Conference paper Open Access

NEUROMECHANICAL MODEL-BASED CLOSED-LOOP CONTROL OF LOCOMOTION VIA MUSCLE REFLEXES AND SYNERGIES

Huawei Wang; Massimo Sartori

Current real-time neuromechanical model-based (NM) controllers for wearable robotics, such as exoskeletons and prostheses, often use electromyography sensors (EMGs) to detect users’ motion intentions and then provide assistance that proportional to users’ joint torques [1]. Even though, recent studies demonstrate that this control framework has the ability to adapt to variety locomotion conditions [1-2], neither placing surface EMGs nor implanting intramuscular EMGs is appreciated by both patients and healthy users. Moreover, the more sensors the more susceptible the system is to noise and movement artifacts. Computational models based on the concepts of muscle reflexes and synergies have been studied via both experiments and avatar-based simulations [3-4], showing that they can explain complex locomotion, for instance walking on uneven terrains, speed up/slow down, with up/down slopes, and turnings.

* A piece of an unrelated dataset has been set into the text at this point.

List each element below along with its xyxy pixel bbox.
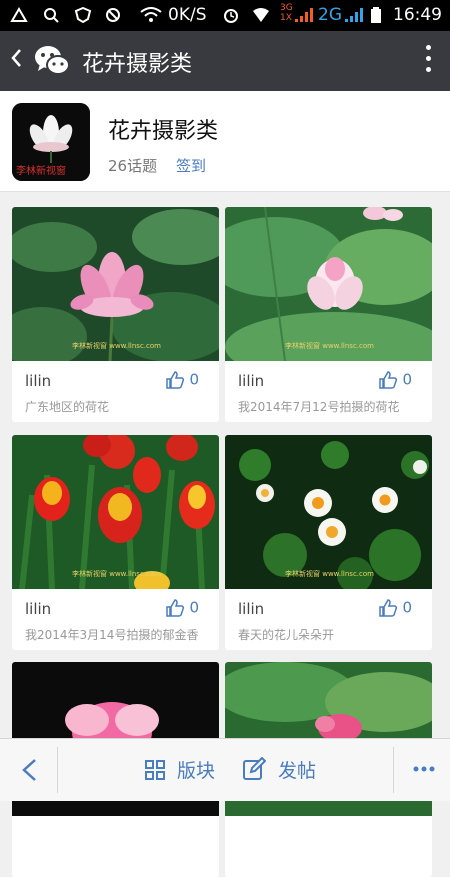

Our work focuses on modelling the reflex and synergy controls in human locomotion and using them to close the loop within NM models so that EMGs will no longer be needed. In the first stage of our study, we answer the question about whether a common structure of reflex and synergy control models can be directly identified from walking data. To answer it, kinetic and muscle activation data of 5 healthy adults at 4 walking speeds (0.9, 1.8, 2.7, 3.6km/h) were collected. Models of muscle reflexes and synergies were identified from the dataset, starting from a fully connected state-feedback structure. This was done through trajectory optimization with the direct collocation method [5]. To our knowledge, the structures of reflex control models are normally defined manually, and the reflex gains are mostly optimized based on the simulations of avatars. This study enables for first time to identify both the structure of reflex control and its reflex gains directly from human walking data. In addition, combining reflex and synergy together to explain locomotion data have not been examined yet. This first stage study will also provide the computational cost information of such identifications, which can be used as reference for the next study stage where an online calibration tool of muscle reflex and synergy controls will be developed.